The SELECT2 trial showed superior outcomes with endovascular thrombectomy plus medical care compared with medical care only for a large core infarct.
SELECT2 was a prospective, randomized, open-label, phase 3 clinical trial with blinded outcome assessment. A total of 31 sites from the United States, Canada, Europe, Australia, and New Zealand participated. A covariate adaptive randomization allowed for balanced baseline characteristics, and imaging evaluation was standardized.
Participants had a stroke due to occlusion of the internal carotid artery or the first segment of the middle cerebral artery. The median ischemic-core volume was approximately 80 mL and ranged from approximately 60 mL to approximately 120 mL. In total, 352 patients were randomly assigned 1:1 to endovascular thrombectomy (EVT) plus medical care (N=178) or medical care alone (N=174). The median age was 67; 73% were female. The primary outcome was the modified Rankin Scale (mRS) score at 90 days.

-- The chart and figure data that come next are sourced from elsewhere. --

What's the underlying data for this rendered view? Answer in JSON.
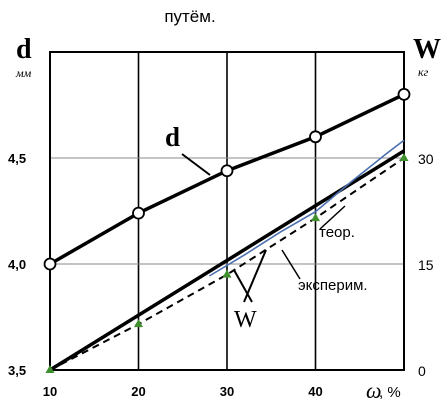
{
  "caption_fragment": "путём.",
  "chart_data": {
    "type": "line",
    "x": [
      10,
      20,
      30,
      40,
      50
    ],
    "xlabel_symbol": "ω",
    "xlabel_unit": ", %",
    "x_ticks": [
      "10",
      "20",
      "30",
      "40"
    ],
    "xlim": [
      10,
      50
    ],
    "left_axis": {
      "symbol": "d",
      "unit": "мм",
      "ylim": [
        3.5,
        5.0
      ],
      "ticks": [
        3.5,
        4.0,
        4.5
      ],
      "tick_labels": [
        "3,5",
        "4,0",
        "4,5"
      ]
    },
    "right_axis": {
      "symbol": "W",
      "unit": "кг",
      "ylim": [
        0,
        45
      ],
      "ticks": [
        0,
        15,
        30
      ],
      "tick_labels": [
        "0",
        "15",
        "30"
      ]
    },
    "grid": true,
    "series": [
      {
        "name": "d",
        "axis": "left",
        "style": "solid-bold-circles",
        "x": [
          10,
          20,
          30,
          40,
          50
        ],
        "y": [
          4.0,
          4.24,
          4.44,
          4.6,
          4.8
        ]
      },
      {
        "name": "W",
        "axis": "right",
        "style": "solid-bold",
        "x": [
          10,
          50
        ],
        "y": [
          0,
          31
        ]
      },
      {
        "name": "W",
        "axis": "right",
        "style": "thin-blue",
        "color": "#4a6fb0",
        "x": [
          28,
          32,
          36,
          40,
          44,
          48,
          50
        ],
        "y": [
          13.3,
          16.3,
          19.5,
          22.4,
          26.6,
          30.6,
          32.5
        ]
      },
      {
        "name": "W",
        "axis": "right",
        "style": "dashed-triangles",
        "marker_color": "#3f8f2f",
        "x": [
          10,
          20,
          30,
          40,
          50
        ],
        "y": [
          0,
          6.5,
          13.5,
          21.5,
          30
        ]
      }
    ],
    "annotations": {
      "d_label": "d",
      "w_label": "W",
      "teor_label": "теор.",
      "experim_label": "эксперим."
    }
  }
}
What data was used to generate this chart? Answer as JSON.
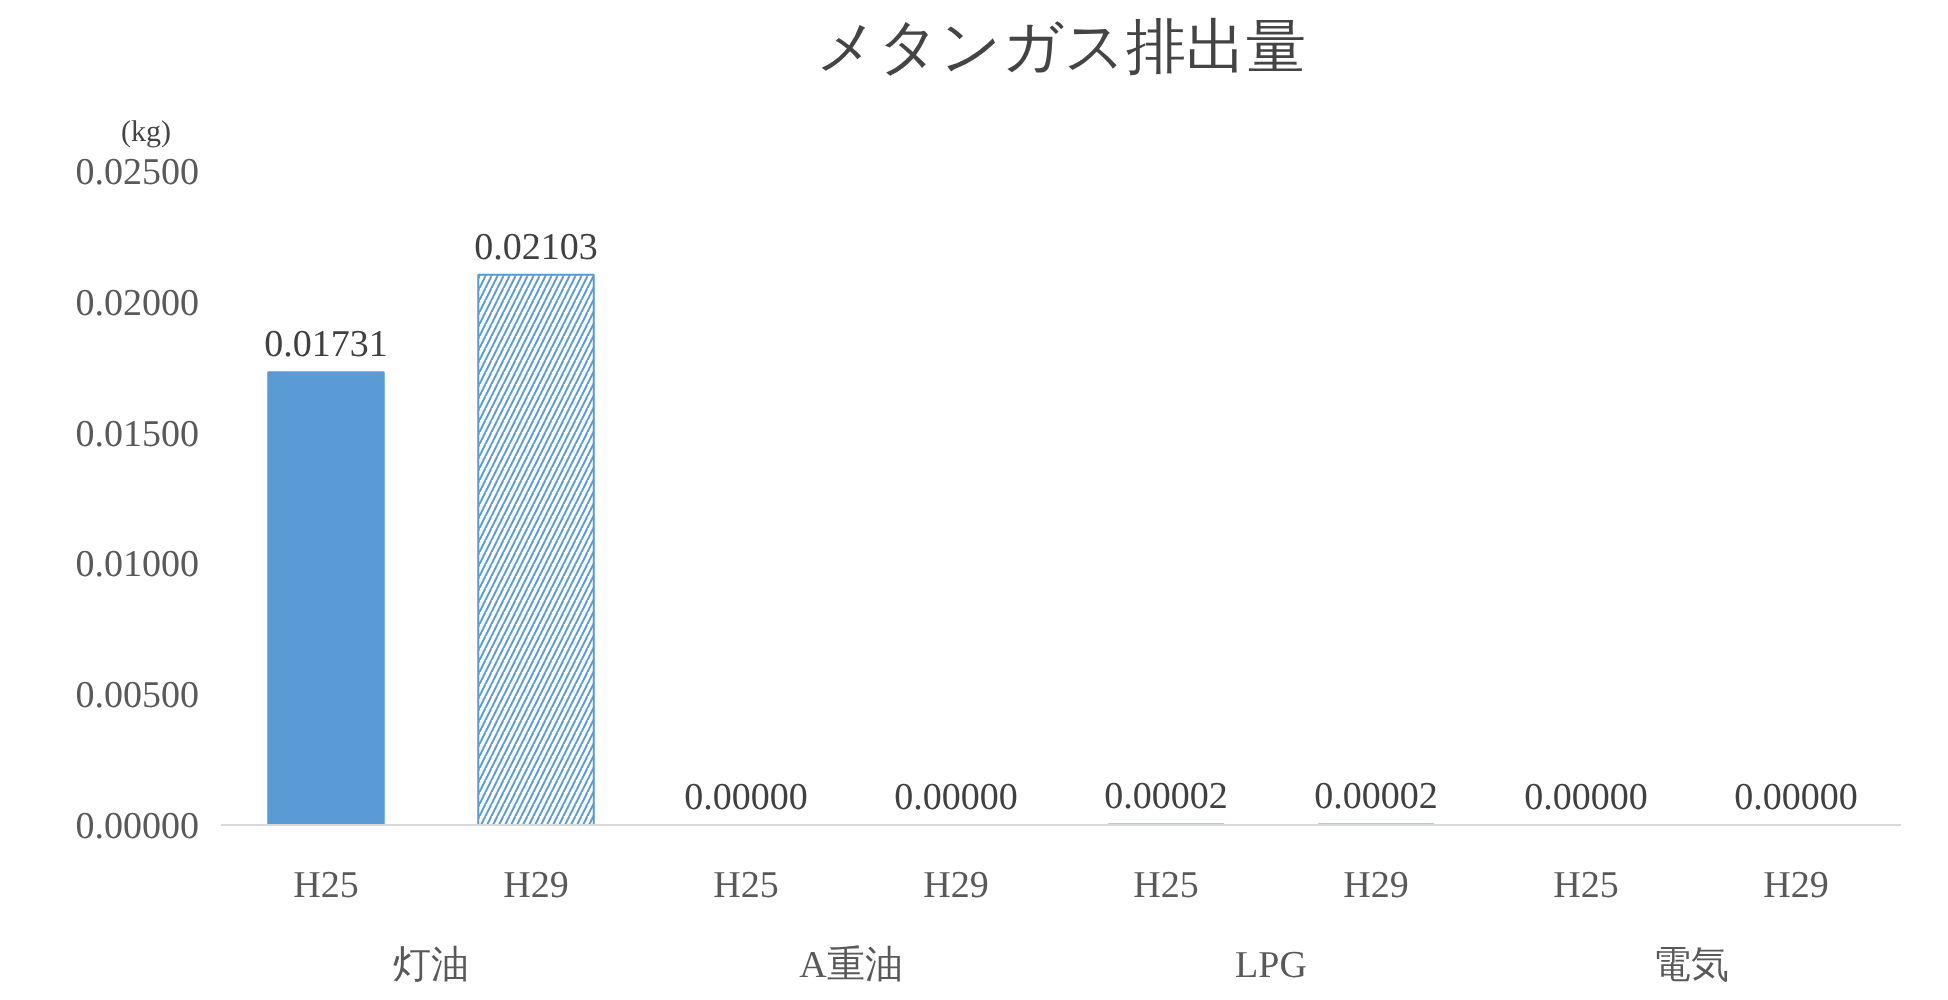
{
  "chart_data": {
    "type": "bar",
    "title": "メタンガス排出量",
    "ylabel": "(kg)",
    "categories": [
      "灯油",
      "A重油",
      "LPG",
      "電気"
    ],
    "series": [
      {
        "name": "H25",
        "color": "#5b9bd5",
        "values": [
          0.01731,
          0,
          2e-05,
          0
        ],
        "value_labels": [
          "0.01731",
          "0.00000",
          "0.00002",
          "0.00000"
        ]
      },
      {
        "name": "H29",
        "color": "#5b9bd5",
        "values": [
          0.02103,
          0,
          2e-05,
          0
        ],
        "value_labels": [
          "0.02103",
          "0.00000",
          "0.00002",
          "0.00000"
        ]
      }
    ],
    "ylim": [
      0,
      0.025
    ],
    "yticks": [
      {
        "value": 0,
        "label": "0.00000"
      },
      {
        "value": 0.005,
        "label": "0.00500"
      },
      {
        "value": 0.01,
        "label": "0.01000"
      },
      {
        "value": 0.015,
        "label": "0.01500"
      },
      {
        "value": 0.02,
        "label": "0.02000"
      },
      {
        "value": 0.025,
        "label": "0.02500"
      }
    ],
    "grid": false
  }
}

Lead author Amrou Sarraj, MD, said that about 81% of patients in the control group had very poor outcomes at 90 days. The thrombectomy group saw a shift towards a more favorable outcome, according to Dr. Sarraj: “This translated to a 60% higher chance of improving the outcome on the mRS by at least one point” (Wilcoxon-Mann-Whitney measure of superiority: 0.60; 95% CI, 0.55-0.65). The generalized odds for achieving a better outcome on the mRS after thrombectomy versus medical care alone was significantly higher: OR, 1.51 (95% CI, 1.20-1.89; P<0.001), with a number needed-to-treat (NNT) of 4.94. A key secondary outcome was functional independence, which was not expected to be high in this population. It was met by 20% of participants in the thrombectomy group and 7% in the medical care group (relative risk [RR], 2.97; 95% CI, 1.60-5.51); the NNT is 7.34. The percentage of participants with independent ambulation in the thrombectomy group was doubled: 38% versus 19% (RR, 2.06; 95% CI, 1.43-2.96; NNT, 5.11).
Symptomatic intracerebral hemorrhage was infrequent and did not increase with thrombectomy (0.6%) versus medical management (1.1%; RR, 0.49; 95% CI, 0.04-5.36). Mortality was similar in the two groups: 38% versus 42% (RR, 0.91; 0.71-1.18). Early neurological worsening was increased, which could be related to infarct edema. In the thrombectomy group, arterial access-site complications occurred in five patients, dissection in 10, cerebral-vessel perforation in seven, and transient vasospasm in 11. Dr Sarraj said these complications did not distract from the overall benefit of thrombectomy in this study population.